The Taub Faculty of Computer Science Events and Talks
Ariel Kulik (CISPA Helmholtz Center for Information Security)
Wednesday, 29.12.2021, 12:30
We study the 2-Dimensional Vector Bin Packing Problem (2VBP), a generalization of classic Bin Packing that is widely applicable in resource allocation and scheduling. In 2BVP we are given a set of items, where each item is associated with a two-dimensional volume vector. The objective is to partition the items into a minimal number of subsets (bins), such that the total volume of items in each subset is at most 1 in each dimension.
We give an asymptotic 25/18+ eps ~ 1.389-approximation for the problem, thus improving upon the best known asymptotic ratio of (1+ln 3/2+ eps) ~1.406 due to Bansal, Elias and Khan.

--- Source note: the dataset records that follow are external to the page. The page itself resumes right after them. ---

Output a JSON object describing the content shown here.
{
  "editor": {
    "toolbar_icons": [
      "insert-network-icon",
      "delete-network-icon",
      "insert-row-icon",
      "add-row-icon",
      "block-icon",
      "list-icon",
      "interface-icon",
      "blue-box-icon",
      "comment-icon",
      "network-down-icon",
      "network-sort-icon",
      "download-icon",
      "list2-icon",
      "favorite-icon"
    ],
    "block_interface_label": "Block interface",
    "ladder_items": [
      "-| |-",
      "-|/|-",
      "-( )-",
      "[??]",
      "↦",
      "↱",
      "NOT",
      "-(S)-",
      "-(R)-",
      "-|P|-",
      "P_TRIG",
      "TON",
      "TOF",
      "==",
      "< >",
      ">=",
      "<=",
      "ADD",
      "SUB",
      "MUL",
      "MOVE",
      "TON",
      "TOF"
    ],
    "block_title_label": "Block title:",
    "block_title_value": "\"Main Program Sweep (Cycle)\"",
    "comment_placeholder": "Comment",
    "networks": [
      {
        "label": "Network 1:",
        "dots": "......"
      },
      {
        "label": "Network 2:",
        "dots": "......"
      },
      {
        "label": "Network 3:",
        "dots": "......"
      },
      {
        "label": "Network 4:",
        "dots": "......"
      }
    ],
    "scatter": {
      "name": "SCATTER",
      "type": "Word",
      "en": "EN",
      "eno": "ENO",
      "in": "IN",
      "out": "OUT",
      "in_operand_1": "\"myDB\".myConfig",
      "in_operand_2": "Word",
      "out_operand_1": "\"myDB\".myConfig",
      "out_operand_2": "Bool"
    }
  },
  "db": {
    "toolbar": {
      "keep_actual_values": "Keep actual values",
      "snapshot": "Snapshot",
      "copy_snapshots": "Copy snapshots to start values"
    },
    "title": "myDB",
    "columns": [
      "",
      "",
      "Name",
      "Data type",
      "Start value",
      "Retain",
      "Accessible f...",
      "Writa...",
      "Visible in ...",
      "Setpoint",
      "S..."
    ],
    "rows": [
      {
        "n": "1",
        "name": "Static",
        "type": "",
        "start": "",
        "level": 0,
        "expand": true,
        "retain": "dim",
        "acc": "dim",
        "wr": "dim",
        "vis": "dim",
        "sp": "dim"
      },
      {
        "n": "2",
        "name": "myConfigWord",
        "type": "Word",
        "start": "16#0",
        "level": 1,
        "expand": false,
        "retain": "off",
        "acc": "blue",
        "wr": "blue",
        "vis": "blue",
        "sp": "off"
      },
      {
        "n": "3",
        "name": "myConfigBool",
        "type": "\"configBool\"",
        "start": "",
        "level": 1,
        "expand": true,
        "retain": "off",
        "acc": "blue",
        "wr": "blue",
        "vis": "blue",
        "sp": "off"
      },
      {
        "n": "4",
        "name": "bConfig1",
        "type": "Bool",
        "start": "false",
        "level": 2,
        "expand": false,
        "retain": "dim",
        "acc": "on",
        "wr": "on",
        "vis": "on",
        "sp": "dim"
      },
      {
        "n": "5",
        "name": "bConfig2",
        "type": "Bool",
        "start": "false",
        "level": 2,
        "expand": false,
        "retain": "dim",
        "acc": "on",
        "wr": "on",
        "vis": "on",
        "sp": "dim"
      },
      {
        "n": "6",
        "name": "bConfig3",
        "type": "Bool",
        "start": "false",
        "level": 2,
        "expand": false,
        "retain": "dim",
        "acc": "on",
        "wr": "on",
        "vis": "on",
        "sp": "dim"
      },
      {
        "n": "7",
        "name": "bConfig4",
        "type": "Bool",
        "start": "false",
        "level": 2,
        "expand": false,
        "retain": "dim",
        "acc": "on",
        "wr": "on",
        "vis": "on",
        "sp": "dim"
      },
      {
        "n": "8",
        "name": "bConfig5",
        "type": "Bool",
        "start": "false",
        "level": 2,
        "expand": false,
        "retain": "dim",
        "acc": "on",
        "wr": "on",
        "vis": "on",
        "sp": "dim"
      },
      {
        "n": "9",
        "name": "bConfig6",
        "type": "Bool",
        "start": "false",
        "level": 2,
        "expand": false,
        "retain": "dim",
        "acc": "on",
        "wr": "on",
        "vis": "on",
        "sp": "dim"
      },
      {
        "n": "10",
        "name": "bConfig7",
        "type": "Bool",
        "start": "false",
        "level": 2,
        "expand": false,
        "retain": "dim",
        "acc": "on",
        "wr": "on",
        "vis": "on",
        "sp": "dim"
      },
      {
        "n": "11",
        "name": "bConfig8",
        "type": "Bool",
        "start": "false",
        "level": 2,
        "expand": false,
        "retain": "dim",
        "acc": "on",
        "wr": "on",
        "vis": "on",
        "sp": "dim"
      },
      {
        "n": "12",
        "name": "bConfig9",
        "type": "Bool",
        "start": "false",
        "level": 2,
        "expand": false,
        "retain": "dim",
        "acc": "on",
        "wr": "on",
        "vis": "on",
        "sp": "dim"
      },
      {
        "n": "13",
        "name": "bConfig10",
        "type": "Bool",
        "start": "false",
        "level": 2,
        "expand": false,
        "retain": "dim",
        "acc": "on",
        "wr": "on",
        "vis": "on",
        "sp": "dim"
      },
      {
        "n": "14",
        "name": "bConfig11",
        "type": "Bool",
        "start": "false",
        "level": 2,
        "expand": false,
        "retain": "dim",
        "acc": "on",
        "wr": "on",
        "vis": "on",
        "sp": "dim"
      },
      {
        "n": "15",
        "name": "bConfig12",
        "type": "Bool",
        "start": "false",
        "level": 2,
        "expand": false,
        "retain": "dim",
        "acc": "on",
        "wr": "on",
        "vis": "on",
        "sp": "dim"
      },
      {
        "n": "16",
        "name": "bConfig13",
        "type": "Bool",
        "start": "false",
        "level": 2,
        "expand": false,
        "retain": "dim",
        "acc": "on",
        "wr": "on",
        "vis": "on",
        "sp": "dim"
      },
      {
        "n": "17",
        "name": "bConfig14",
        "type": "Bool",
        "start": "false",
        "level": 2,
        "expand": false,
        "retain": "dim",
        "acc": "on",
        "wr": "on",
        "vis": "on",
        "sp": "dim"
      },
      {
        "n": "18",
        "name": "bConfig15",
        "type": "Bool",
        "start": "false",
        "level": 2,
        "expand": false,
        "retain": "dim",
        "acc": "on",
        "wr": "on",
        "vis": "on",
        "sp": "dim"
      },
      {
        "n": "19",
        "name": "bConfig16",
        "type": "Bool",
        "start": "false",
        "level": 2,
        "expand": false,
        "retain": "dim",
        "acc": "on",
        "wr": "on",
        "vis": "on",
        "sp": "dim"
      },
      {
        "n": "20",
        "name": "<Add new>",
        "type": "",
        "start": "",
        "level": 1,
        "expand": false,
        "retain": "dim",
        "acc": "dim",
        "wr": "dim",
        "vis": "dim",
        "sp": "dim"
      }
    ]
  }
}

Our algorithm applies a novel Round&Round approach which iteratively solves a configuration-LP relaxation for the residual instance and samples a small number of configurations based on the solution for the configuration-LP. For the analysis we derive an iteration-dependent upper bound on the solution size for the configuration-LP, which holds with high probability. We obtain the improved ratio by exploiting key structural properties of
2VBP instances in a fractional manner, using new ideas and techniques which are of independent interest.